Speech Prosody 2006
Annotating manually the accent labels of a large speech corpus is both tedious and time-consuming. In this paper we investigate automatic accent labeling procedure by using classifiers trained from limited manually labeled data. Different methods are proposed and compared in a framework of multi-classifiers, including: a linguistic classifier, an acoustic classifier and a combined one. The linguistic classifier is first used to label POS-determined content words as accented and function words as unaccented. The corresponding labels are then used to train accented and unaccented vowel HMMs separately. The combined classifier is then used to combine the decisions of the linguistic and acoustic classifiers’ outputs to minimize labeling errors.

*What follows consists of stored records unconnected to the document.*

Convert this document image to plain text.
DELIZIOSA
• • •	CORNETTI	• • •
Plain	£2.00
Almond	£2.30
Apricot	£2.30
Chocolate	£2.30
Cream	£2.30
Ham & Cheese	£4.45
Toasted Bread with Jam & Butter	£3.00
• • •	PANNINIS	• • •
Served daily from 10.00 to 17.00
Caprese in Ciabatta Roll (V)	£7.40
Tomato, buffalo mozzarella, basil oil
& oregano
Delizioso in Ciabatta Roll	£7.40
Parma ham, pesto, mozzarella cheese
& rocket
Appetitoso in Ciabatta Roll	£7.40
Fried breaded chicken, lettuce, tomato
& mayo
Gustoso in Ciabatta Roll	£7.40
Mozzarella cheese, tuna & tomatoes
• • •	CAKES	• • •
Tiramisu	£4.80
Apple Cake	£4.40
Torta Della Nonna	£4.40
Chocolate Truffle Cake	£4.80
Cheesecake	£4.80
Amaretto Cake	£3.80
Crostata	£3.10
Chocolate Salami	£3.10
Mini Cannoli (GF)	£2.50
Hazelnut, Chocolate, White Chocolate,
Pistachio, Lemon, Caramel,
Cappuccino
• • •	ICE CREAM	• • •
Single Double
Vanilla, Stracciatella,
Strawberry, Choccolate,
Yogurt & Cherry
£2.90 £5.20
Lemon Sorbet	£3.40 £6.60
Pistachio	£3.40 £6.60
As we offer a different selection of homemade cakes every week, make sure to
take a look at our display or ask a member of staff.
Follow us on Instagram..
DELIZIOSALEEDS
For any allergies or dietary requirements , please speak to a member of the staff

Properly combined classifiers achieve better labeling performance than their linguistic and acoustic counterparts. The performance can be further improved when the acoustic classifier is re-trained with the whole corpus which is relabeled by the combined classifiers. The final accent labeling accuracy is improved to 94.0%. Compared with 97.2%, the self-agreement ratio of a well-trained human annotator, this accuracy is fairly satisfactory.
Bibliographic reference. Chen, Yining / Lai, Min / Chu, Min / Soong, Frank K. / Zhao, Yong / Hu, Fangyu (2006): "Automatic accent annotation with limited manually labeled data", In SP-2006, paper 112.